Sunday, April 23, 2017

Apply a CSS template to my Rails project

The tutorial in Getting Started with Rails clearly explains the procedures to build the "skeletons" of a blog web application that can read, add, edit and delete a blog post. It does not come with the style and formatting of the web page design. Today, I was trying to search a CSS template and apply it to my Rails project.

1. I searched Google: "css blog template":

2. I selected this CSS template (http://www.free-css.com/free-css-templates/page207/saturn) and downloaded to my local hard drive:

3. I created a new directory html and I unzipped the downloaded file to the new directory:
mkdir ~/html
cp ~/Downloads/Saturn Free Website Template - Free-CSS.com.zip ~/html
cd ~/html
unzip Saturn Free Website Template - Free-CSS.com.zip -d

4. Copy all the CSS files from the template to app/assets/stylesheets directory:
cp ~/html/Saturn HTML Template/css ~/gettingstarttedwithrails/app/assets/stylesheets

5. Copy all the image files from the template to app/assets/images directory:
cp ~/html/Saturn HTML Template/img ~/gettingstarttedwithrails/app/assets/images

6. I did my experiment first on the welcome view. I renamed the index.html.erb file. Then, I copied the index.html file from the template to my Ruby on Rails project:
mv ~/gettingstarttedwithrails/app/views/welcome/index.html.erb index_original.html.erb
cp ~/html/Saturn HTML Template/index.html ~/gettingstarttedwithrails/app/views/welcome/index.html.erb

7. I edited the app/views/welcome/index.html.erb using the Brackets editor. I changed the path of all CSS files to /assets/css/:
<head>
...
   <link rel="stylesheet" href="/assets/css/kube.min.css" />
   <link rel="stylesheet" href="/assets/css/font-awesome.min.css" />
   <link rel="stylesheet" href="/assets/css/custom.min.css" />
...
</head>
8. Finally, I still needed to do some "fine tuning" to the index.html.erb file to make the web template to fit the purpose of of my blog.
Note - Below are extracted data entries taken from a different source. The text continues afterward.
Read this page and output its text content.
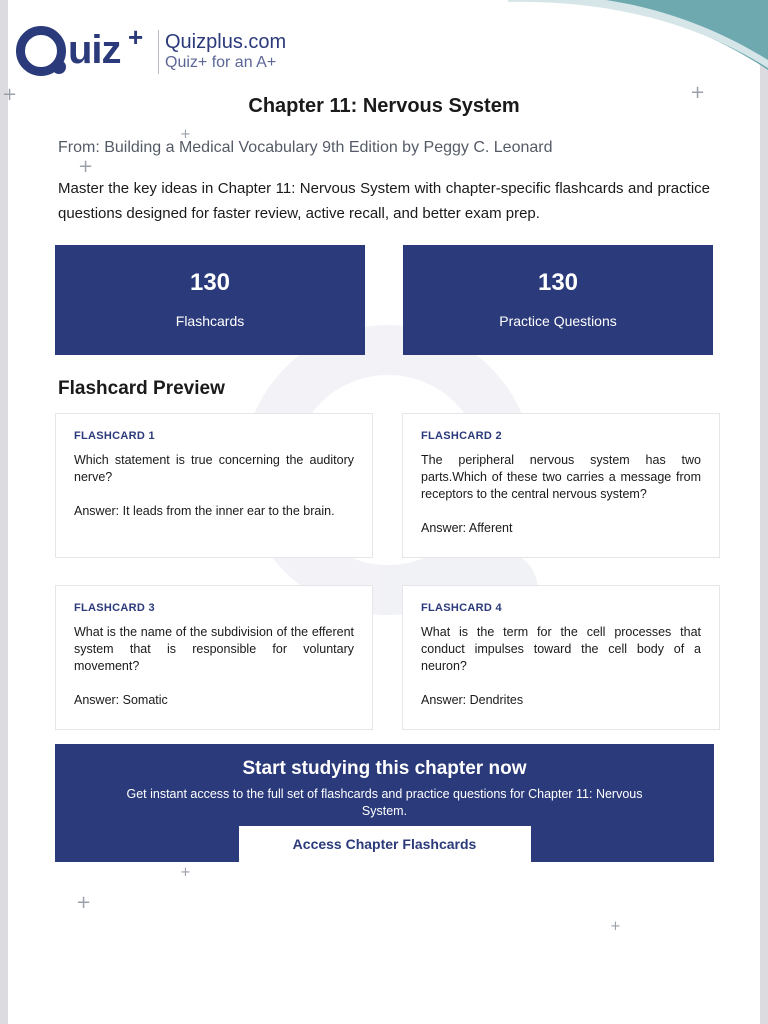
+	+
+
+
+
+
+
uiz + Quizplus.com
Quiz+ for an A+
Chapter 11: Nervous System
From: Building a Medical Vocabulary 9th Edition by Peggy C. Leonard
Master the key ideas in Chapter 11: Nervous System with chapter-specific flashcards and practice questions designed for faster review, active recall, and better exam prep.
130
Flashcards
130
Practice Questions
Flashcard Preview
FLASHCARD 1
Which statement is true concerning the auditory nerve?
Answer: It leads from the inner ear to the brain.
FLASHCARD 2
The peripheral nervous system has two parts.Which of these two carries a message from receptors to the central nervous system?
Answer: Afferent
FLASHCARD 3
What is the name of the subdivision of the efferent system that is responsible for voluntary movement?
Answer: Somatic
FLASHCARD 4
What is the term for the cell processes that conduct impulses toward the cell body of a neuron?
Answer: Dendrites
Start studying this chapter now
Get instant access to the full set of flashcards and practice questions for Chapter 11: Nervous System.
Access Chapter Flashcards
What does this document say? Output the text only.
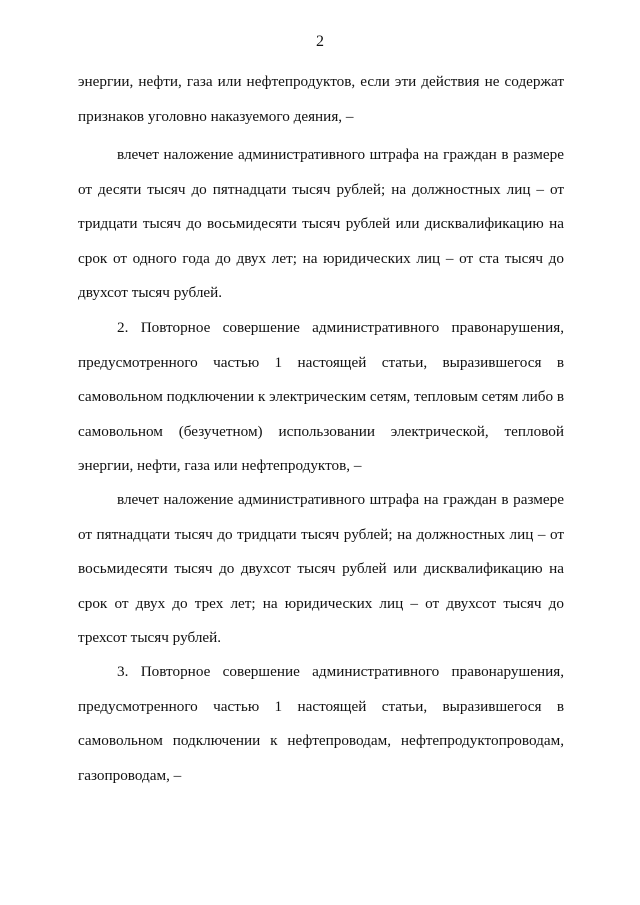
2
энергии, нефти, газа или нефтепродуктов, если эти действия не содержат
признаков уголовно наказуемого деяния, –
влечет наложение административного штрафа на граждан в размере
от десяти тысяч до пятнадцати тысяч рублей; на должностных лиц – от
тридцати тысяч до восьмидесяти тысяч рублей или дисквалификацию на
срок от одного года до двух лет; на юридических лиц – от ста тысяч до
двухсот тысяч рублей.
2. Повторное совершение административного правонарушения,
предусмотренного частью 1 настоящей статьи, выразившегося в
самовольном подключении к электрическим сетям, тепловым сетям либо в
самовольном (безучетном) использовании электрической, тепловой
энергии, нефти, газа или нефтепродуктов, –
влечет наложение административного штрафа на граждан в размере
от пятнадцати тысяч до тридцати тысяч рублей; на должностных лиц – от
восьмидесяти тысяч до двухсот тысяч рублей или дисквалификацию на
срок от двух до трех лет; на юридических лиц – от двухсот тысяч до
трехсот тысяч рублей.
3. Повторное совершение административного правонарушения,
предусмотренного частью 1 настоящей статьи, выразившегося в
самовольном подключении к нефтепроводам, нефтепродуктопроводам,
газопроводам, –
This is what I called the "fast track" method to "copy and paste" a web template to my Ruby on Rails project. Although I still need to do many codings in HTML, the appearance of the website is much more professional looking without spending a lot of time to start from scratch. Another advantage is that I can quickly changed the theme of my Rails project by downloading another CSS template to my Rails server. By the way, I found that the background image in the CSS file will be overrided (re-written) by the Rails framework. I am finding some "work around" to overcome the background image "white-out" problem.